It's a pretty basic "free for non-commercial use, contact us for commercial use" license.
And the Inria rasterizer is not proprietary either. It's non-commercial open source with the option to purchase a commercial license.
These are perfectly reasonable tech stacks for research projects to build off of. If you have an issue with the license, implement it yourself based on the papers (which all outline the necessary details to do so).
Rasterization is actually why 3D Gaussian Splats have been so successful. Being able to render 3DGS scenes by iterating over the objects and drawing the pixels each one covers is much faster than ray-marching every pixel, which is how neural radiance fields (the last hot 3D reconstruction technology) are rendered.
Crazy good results but without the paper (which the link at the time just goes back to the site) it's a bit difficult to check how good. What data is required, how long are training runs/how many steps?
Using 200 photos taken with a conventional camera, at a refresh rate of 105 frames per second - the quality of video game images - the result gives the illusion of walking through the video. Better still, if you zoom in, you can see finer details, such as the spokes of a bicycle wheel, in excellent detail.
It use neural network techniques, but it's not strictly using NN.
it do the same result as Nerf from google in 30min, nvidia result in 7minute. It can achieve more than 100fps if you let it train longer.
Even old image data is pretty useful. If they could make a 3d view that seamlessly integrated satellite, plane, and street level imagery into one product, it would be a much better UX than having to manually switch to street view mode.
Google uses texture mapped polygons instead of 3D Gaussians, so this wouldn't work for Google Maps. But there actually is a collection of libraries which does the same thing for polygonal data: https://vcg.isti.cnr.it/nexus/
One of the guys working on this is Federico Ponchio. His 2008 PhD thesis, which provided the core insight for Unreal Engine's Nanite, is referenced at bottom.
> Google uses texture mapped polygons instead of 3D Gaussians,
Time to switch I'd say...
Polygons are a poor fit, especially for trees and windows and stuff that needs to be semitransparent/fluffy.
I suspect the gaussians will compress better, and give better visual quality for a given amount of data downloaded and GPU VRAM. (the current polygon model uses absolutely loads of both, leading to a poor experience for those without the highest end computers and fast internet connections).

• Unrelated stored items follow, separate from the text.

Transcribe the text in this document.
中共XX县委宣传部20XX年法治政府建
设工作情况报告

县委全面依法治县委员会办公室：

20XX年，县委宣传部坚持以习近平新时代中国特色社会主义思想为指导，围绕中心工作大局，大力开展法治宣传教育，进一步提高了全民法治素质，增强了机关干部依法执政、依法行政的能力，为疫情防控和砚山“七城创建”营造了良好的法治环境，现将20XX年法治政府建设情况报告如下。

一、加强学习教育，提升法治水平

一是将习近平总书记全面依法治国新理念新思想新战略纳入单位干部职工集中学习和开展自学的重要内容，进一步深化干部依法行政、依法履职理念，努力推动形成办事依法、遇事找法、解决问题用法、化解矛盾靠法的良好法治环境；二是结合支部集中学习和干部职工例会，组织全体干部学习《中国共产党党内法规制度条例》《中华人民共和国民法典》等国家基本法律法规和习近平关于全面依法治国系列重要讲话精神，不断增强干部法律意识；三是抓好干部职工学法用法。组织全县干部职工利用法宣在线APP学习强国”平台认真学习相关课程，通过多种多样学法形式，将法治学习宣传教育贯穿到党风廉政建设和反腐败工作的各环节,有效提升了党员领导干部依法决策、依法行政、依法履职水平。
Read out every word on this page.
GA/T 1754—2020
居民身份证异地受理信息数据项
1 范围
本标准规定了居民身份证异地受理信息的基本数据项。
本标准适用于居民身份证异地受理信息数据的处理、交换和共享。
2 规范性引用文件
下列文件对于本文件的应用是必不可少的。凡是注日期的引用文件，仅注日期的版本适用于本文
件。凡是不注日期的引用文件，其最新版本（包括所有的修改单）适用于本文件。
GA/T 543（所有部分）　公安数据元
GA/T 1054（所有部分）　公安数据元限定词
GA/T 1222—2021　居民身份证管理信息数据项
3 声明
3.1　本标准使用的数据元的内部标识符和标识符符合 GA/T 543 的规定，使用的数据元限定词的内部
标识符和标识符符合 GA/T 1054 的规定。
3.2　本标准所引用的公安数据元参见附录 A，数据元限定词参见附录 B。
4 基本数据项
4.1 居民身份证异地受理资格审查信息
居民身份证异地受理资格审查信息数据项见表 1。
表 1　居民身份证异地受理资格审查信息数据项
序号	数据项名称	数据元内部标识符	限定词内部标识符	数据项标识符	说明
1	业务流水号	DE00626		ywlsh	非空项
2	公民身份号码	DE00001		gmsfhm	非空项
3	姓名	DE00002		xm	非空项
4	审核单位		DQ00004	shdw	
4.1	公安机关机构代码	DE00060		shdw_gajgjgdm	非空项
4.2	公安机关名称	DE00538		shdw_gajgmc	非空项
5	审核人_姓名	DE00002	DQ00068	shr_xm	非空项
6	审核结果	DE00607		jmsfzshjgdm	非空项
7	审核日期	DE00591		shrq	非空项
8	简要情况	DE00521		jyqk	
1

I am really impressed by the Apple Maps implementation. I think it also uses textured polygons, but does so in a very good looking way and at 120 fps on an iPhone, showing even a whole city in textured 3d.
Apple bought a Swedish startup called C3 and their became 3D part of Apple Maps. That startup was a spin-off from Saab Aerospace, who had developed a vision system for terrain-following missiles. Saab ran a project with the municipal innovation agency in Linköping and the result was that they decided this tech should be possible to find civilian use cases for. C3 decided to fly small Cessnas in grids across a few major cities and also Hoover Dam, and built a ton of code on top of the already extremely solid foundation from Saab. The timing was impeccable (now many years ago) and they managed to get Microsoft, Apple and Samsung into a bidding war which drove up the price. But it was worth it for Apple to have solid 3D in Apple Maps and the tech has stood the test of time.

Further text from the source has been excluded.